Tal como lo contó Héctor Collado en Patria, uno de los textos de Cuentos de precaristas, indigentes y damnificados: “Seis familias apretujadas, una contra la otra: la bochinchosa con la mojigata, el maleante con el buenagente, el profesor con la lavandera. Ningún prejuicio se asomó a los temperamentos. Todo estaba oscuro y a no ser por las voces hubiera sido imposible reconocernos. A lo lejos, y acercándose, el bufido de las tanquetas y las ráfagas en automático de los M-16; las explosiones ensordeciendo la noche sórdida”.

Mientras la historia se convierte en relato vivo en boca de las víctimas de la invasión, el grupo de caminantes escucha en silencio. Preguntan, dudan, confirman algo que han escuchado. “¿A qué hora exactamente empezó todo?” “¿Es verdad que hubo muchos muertos?” “Pero la operación Causa Justa fue para sacar a Noriega...”. Las personas que se han reunido allí para esperar al grupo contestan, primero con tranquilidad, luego con exaltación, a medida que los recuerdos afloran.

“Nosotros salimos en una tregua y caminamos hacia Balboa. Yo tenía 11 años y le puedo decir que en todo el camino había muertos”, dice Omar, dirigente de la comunidad. Otra persona cuenta que, cuando amaneció, vio a los soldados estadounidenses metiendo cuerpos en bolsas negras, y otro más dice que el año y meses que los refugiados de El Chorrillo permanecieron en cubículos en los hangares de Albrook fueron terribles, porque no había electricidad, hacía mucho calor y vivían hacinados. Los testimonios siguen doliendo, ya sea que se escuchen por primera vez o se hayan escuchado historias similares cientos de veces.

Para el final del recorrido, una parada táctica donde la señora Yolanda -duros de a peso, que a esas horas saben a gloria-, otra más frente a unos trabajos que han dejado al descubierto los rieles del antiguo tranvía -pero el gobierno les está tirando una nueva capa de concreto encima-; y la parada gastronómica más esperada del día: Donde Gato, en el límite del barrio, para comer pescado frito entero, apanado o relleno con platanitos. ¡Qué sazón, señoras y señores! La última vez que se comió algo parecido fue en la ciudad de Colón.

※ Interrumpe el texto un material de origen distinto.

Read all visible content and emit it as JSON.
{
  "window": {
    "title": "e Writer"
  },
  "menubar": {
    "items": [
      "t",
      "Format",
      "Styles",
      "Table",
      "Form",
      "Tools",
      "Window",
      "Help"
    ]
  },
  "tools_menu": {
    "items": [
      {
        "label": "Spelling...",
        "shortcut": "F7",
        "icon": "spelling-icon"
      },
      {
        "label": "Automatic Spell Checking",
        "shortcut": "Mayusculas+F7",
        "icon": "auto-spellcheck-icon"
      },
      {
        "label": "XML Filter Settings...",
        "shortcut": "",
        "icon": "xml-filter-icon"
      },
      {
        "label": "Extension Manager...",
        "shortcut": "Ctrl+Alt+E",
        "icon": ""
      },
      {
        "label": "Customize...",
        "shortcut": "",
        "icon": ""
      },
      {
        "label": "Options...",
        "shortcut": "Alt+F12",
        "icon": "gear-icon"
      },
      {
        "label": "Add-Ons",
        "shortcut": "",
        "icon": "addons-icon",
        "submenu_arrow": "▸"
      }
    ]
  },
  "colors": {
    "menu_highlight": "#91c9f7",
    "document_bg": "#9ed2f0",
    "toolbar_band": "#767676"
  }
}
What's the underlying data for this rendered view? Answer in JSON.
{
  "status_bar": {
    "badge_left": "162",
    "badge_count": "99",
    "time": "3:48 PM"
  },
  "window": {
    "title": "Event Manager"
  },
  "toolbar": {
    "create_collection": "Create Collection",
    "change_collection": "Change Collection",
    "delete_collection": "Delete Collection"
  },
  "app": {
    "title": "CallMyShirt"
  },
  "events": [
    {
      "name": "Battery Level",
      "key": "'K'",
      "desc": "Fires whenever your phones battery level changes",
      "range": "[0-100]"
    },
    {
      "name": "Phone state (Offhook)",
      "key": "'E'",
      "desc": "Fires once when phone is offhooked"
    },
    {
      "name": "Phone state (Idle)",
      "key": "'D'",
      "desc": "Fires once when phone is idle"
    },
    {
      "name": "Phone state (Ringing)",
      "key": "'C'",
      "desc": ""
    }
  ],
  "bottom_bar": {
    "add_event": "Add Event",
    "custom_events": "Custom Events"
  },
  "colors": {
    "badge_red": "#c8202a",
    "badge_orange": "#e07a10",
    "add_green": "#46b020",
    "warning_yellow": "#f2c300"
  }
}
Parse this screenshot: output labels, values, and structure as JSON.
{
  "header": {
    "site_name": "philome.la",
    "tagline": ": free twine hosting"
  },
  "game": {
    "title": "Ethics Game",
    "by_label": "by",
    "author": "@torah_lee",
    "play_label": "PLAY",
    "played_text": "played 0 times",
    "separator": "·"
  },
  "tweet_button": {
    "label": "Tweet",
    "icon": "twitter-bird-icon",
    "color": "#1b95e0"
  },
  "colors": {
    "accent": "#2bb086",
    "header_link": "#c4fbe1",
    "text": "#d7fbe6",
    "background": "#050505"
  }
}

Terminado el almuerzo bajo la sombra de un mango, está visto que el Museo Inmersivo del Arrabal ha cumplido su misión: unas 50 personas han recorrido el barrio a pie, conversado con algunos de sus habitantes y saboreado la cocina barrial; y también conocido la historia de primera mano y desde el mismo lugar donde, hace 34 años, bajaron desde el cielo las luciérnagas de la muerte.